I need to create a std::tuple<const XYZ,...> where XYZ is not copyable. Is something like that even possible? My current code

auto test() -> std::tuple<const XYZ> { return std::make_tuple(XYZ()); }

leads to C2248 in Visual Studio 2010... Which I find quite dubious as I'm constructing the tuple with an R-Value, so I'd assume that move-construction would kick in...

Answer 1

Your problem is that the element is both noncopyable and const. The const XYZ element behaves as a const XYZ member; by 5.2.5p4 accessing the const XYZ element on an xvalue will yield an xvalue with union cv qualification i.e. having effective type const XYZ &&. That type is not suitable as an argument to the move constructor of XYZ so the deleted/private copy constructor will be attempted to be called instead.
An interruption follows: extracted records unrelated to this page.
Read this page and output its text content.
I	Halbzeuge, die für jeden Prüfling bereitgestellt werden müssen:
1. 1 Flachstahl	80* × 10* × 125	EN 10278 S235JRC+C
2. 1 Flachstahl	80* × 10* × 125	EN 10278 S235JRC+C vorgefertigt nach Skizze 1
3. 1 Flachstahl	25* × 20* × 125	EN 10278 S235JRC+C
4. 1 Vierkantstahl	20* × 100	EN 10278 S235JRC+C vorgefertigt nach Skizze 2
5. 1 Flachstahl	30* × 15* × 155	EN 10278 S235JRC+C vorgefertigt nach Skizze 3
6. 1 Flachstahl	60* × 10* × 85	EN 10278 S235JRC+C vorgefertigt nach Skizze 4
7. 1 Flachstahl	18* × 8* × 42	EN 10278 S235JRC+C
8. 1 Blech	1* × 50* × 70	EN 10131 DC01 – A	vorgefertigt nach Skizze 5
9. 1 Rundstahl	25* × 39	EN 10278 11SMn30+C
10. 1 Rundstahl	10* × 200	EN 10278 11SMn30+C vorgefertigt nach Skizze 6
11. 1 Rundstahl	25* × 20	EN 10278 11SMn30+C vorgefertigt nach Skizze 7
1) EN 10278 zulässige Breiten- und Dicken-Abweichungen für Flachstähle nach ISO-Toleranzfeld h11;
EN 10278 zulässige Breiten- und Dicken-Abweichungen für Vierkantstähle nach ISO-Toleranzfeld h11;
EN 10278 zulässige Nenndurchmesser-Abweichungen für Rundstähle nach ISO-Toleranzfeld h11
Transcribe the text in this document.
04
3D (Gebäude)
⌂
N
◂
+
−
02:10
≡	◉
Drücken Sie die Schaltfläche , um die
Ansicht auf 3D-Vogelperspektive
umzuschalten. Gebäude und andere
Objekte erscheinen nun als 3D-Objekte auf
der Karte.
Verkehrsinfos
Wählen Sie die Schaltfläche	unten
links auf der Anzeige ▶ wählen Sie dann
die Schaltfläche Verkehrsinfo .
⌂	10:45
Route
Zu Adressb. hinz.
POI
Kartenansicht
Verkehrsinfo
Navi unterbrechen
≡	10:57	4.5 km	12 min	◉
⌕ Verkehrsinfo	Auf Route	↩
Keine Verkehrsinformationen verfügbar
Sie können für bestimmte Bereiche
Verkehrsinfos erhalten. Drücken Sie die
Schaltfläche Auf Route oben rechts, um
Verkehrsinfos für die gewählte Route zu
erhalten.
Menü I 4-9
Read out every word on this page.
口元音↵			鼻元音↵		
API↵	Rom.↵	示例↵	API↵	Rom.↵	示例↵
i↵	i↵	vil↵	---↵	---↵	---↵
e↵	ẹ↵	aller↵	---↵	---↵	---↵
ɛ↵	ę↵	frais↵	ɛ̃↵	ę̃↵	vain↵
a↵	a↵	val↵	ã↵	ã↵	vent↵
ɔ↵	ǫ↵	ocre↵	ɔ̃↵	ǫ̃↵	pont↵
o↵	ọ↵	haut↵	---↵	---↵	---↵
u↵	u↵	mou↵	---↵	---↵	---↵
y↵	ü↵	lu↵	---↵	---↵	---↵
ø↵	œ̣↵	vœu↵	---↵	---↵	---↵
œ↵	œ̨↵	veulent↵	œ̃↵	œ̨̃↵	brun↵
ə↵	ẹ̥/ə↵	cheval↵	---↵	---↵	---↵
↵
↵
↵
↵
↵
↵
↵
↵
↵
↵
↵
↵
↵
Another way of looking at it is that a move constructor (e.g. the move constructor of std::tuple<...>) is obliged to ensure that its argument is left in an unspecified but valid state. By making the element const you've said that the only valid state for that element is the state it's constructed with, so the move constructor is not allowed to move from it, even if it is contained in an xvalue.

A workaround would be to define a const move constructor and const_cast its argument to delegate to the move constructor:

XYZ(const XYZ &&xyz): XYZ(const_cast<XYZ &&>(xyz)) {}

Amusingly, with gcc-4.7.2 it's enough to just declare the const move constructor; by RVO the actual call to the const move constructor can be elided. Don't rely on this.